Este Evangelho tem características muito próprias, que o distinguem dos
Sinópticos. Mesmo quando refere idênticos acontecimentos, João apresenta
perspectivas e pormenores diferentes dos Sinópticos. Não obstante,
enquadra-se, como estes, no mesmo género literário de Evangelho e
conserva a mesma estrutura fundamental e o mesmo carácter de proclamação
da mensagem de Jesus.
Este Evangelho tem na base uma testemunha ocular «que dá testemunho
destas coisas e que as escreveu» (21,24; ver 19,35). O autor esconde-se
atrás de um singular epíteto: «O discípulo que Jesus amava» (13,23;
19,26; 20,2; 21,24; ver 1,35-39; 18,15). A tradição, a partir de Santo
Ireneu, é unânime em atribuir o IV Evangelho a João, irmão de Tiago e
filho de Zebedeu, um dos Doze Apóstolos.
A análise interna deixa ver que o autor era judeu e tinha convivido
com Jesus. Não constitui problema para a autoria joanina o fato de João
ser um pescador, iletrado; então, era corrente não ser o próprio autor a
escrever a sua obra. Também é provável que um grupo de discípulos
interviesse na redação, sob a sua orientação e autoridade; daí a
primeira pessoa do plural «nós», que por vezes aparece (3,11; 21,24).
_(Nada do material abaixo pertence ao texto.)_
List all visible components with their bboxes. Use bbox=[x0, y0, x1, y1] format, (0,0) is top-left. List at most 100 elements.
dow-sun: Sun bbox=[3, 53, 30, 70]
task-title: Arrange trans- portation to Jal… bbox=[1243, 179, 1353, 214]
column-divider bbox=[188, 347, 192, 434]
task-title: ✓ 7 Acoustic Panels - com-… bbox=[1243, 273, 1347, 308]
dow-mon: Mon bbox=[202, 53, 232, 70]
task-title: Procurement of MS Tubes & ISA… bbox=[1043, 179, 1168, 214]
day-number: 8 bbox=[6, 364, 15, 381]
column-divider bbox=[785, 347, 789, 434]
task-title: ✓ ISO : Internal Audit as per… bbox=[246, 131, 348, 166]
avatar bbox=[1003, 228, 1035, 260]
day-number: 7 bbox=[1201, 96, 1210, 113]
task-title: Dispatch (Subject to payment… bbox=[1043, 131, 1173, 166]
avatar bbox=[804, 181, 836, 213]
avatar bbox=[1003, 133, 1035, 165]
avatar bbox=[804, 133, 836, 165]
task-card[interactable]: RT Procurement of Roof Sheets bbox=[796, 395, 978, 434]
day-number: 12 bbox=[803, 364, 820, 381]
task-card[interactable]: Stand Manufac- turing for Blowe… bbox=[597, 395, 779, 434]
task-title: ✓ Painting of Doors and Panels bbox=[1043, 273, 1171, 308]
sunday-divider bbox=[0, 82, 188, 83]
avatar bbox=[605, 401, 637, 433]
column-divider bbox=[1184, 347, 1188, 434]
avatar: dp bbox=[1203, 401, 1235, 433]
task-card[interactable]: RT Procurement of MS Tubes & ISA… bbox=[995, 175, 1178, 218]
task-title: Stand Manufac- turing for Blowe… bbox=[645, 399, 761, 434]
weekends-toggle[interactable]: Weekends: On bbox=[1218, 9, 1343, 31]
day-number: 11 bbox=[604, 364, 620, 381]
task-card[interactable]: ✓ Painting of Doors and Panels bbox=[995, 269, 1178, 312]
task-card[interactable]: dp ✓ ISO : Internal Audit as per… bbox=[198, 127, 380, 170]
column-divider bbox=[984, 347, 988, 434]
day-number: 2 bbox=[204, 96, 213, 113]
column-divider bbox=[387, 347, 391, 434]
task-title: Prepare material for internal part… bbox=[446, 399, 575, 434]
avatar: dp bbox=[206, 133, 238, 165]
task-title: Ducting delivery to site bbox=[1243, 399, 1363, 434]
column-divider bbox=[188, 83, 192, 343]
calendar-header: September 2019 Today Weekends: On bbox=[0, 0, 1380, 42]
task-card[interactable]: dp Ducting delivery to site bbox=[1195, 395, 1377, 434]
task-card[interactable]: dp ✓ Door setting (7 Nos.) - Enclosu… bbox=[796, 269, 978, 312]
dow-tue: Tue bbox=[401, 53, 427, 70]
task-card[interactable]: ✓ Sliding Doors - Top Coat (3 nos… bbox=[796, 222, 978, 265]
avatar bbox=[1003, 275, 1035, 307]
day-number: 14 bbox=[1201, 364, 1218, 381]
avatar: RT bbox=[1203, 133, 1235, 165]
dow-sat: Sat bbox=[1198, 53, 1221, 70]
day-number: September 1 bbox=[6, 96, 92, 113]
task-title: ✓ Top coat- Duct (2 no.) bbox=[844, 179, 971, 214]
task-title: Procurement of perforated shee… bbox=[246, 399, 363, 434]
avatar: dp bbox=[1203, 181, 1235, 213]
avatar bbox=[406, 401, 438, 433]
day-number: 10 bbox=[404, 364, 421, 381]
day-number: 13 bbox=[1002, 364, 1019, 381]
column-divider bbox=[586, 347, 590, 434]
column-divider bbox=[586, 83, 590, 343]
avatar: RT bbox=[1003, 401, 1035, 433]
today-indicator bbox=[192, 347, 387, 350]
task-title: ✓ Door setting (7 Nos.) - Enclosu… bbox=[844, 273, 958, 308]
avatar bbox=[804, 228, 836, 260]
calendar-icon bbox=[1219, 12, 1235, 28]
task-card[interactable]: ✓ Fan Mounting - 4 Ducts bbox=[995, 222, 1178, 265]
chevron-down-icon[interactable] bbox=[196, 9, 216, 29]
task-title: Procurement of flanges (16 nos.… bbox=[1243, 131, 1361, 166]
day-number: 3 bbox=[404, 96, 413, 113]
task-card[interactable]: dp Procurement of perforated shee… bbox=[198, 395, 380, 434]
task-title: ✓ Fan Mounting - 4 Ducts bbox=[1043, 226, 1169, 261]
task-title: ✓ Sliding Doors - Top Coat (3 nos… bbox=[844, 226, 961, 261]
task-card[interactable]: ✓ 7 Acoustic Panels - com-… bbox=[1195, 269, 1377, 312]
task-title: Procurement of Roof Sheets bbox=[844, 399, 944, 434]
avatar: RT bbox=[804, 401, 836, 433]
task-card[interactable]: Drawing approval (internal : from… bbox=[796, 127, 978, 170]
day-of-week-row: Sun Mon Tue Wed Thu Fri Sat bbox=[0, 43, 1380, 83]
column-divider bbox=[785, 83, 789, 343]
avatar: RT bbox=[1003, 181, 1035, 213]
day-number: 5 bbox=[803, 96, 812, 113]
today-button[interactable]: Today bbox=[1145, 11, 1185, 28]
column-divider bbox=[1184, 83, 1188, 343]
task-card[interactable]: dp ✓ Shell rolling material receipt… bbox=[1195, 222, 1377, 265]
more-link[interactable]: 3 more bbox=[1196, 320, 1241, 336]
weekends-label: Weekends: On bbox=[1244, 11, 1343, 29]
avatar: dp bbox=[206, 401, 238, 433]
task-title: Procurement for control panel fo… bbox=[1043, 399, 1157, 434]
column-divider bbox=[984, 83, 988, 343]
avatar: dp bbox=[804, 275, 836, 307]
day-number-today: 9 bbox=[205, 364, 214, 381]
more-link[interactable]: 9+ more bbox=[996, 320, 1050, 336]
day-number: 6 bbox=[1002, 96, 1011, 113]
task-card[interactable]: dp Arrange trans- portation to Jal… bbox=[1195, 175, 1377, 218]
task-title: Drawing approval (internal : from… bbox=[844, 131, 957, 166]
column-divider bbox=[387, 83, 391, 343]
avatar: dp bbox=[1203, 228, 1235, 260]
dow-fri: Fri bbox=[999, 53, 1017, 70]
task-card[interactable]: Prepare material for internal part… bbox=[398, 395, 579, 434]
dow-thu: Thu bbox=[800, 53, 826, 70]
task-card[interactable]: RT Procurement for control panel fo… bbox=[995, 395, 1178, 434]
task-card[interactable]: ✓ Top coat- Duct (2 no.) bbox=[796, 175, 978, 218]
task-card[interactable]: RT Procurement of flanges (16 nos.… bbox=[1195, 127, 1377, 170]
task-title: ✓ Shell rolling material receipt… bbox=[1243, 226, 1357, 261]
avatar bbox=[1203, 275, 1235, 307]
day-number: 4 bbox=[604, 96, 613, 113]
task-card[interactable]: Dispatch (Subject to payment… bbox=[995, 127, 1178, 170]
Foi este o último Evangelho a ser publicado, entre o ano 90 e
100. Não pode ser uma obra tardia do século II, como pretendeu a crítica
liberal do século passado; a sua utilização por Santo Inácio de
Antioquia, martirizado em 107, e a publicação em 1935 do papiro de
Rylands, datado de cerca do ano 120, desautorizou tal pretensão.
Tem-se discutido muito acerca do meio cultural de que depende;
mas devemos ter em conta a sua grande originalidade e a afinidade com o
pensamento paulino das Cartas do cativeiro. Os discursos de
auto-revelação, que não aparecem em toda a Bíblia, não procedem dos
escritos gnósticos e mandeus (parece serem estes que imitam João); têm
raízes no Antigo Testamento, sobretudo nos livros sapienciais, onde a
Sabedoria personificada se auto-revela falando na primeira pessoa (Pr
8,12-31; Sb 6,12-21).
DIVISÃO E CONTEÚDO
A concepção desta obra obedece a uma linha de pensamento teológico
coerente e unificadora. Face aos vários esquemas propostos, limitamo-nos
a assinalar as unidades do conjunto para deixar ver um pouco da sua
riqueza e profundidade:
Prólogo (1,1-18): uma solene abertura, que anuncia as ideias mestras.
I. Manifestação de Jesus ao mundo (1,19-12,50), como Messias, Filho de Deus, através de sinais, discursos e encontros. Distinguem-se aqui cinco grandes secções:
- 1. Primeiro ciclo da manifestação de Jesus: 1,19-4,54. Semana inaugural.
- 2. Jesus revela a sua divindade: Ele é «o Filho», igual ao Pai: 5,1-47
- 3. Jesus é «o Pão da Vida»: 6,1-71.
- 4. Jesus é «a luz do mundo»: grandes declarações messiânicas por ocasião das festas das Tendas e da Dedicação: 7,1-10,42.
- 5. Jesus é «a vida» do mundo: 11,1-12,50.
II. Revelação de Jesus aos seus (13,1-21,25): manifestação a
todos como Messias e Filho de Deus através do “Grande Sinal”, por
ocasião da sua Páscoa definitiva.
- 6. A Última Ceia: 13,1-17,26.
- 7. Paixão, Morte e Ressurreição de Jesus: 18,1-20,29.
Epílogo (20,30-21,25): dupla conclusão. Aparição na Galileia.
Além destes temas fundamentais da fé e do amor, João contém a revelação
mais completa dos mistérios da Santíssima Trindade e da Encarnação do
Verbo, o Filho no seio do Pai, o Filho Unigénito, que nos torna filhos "adotivos" de Deus.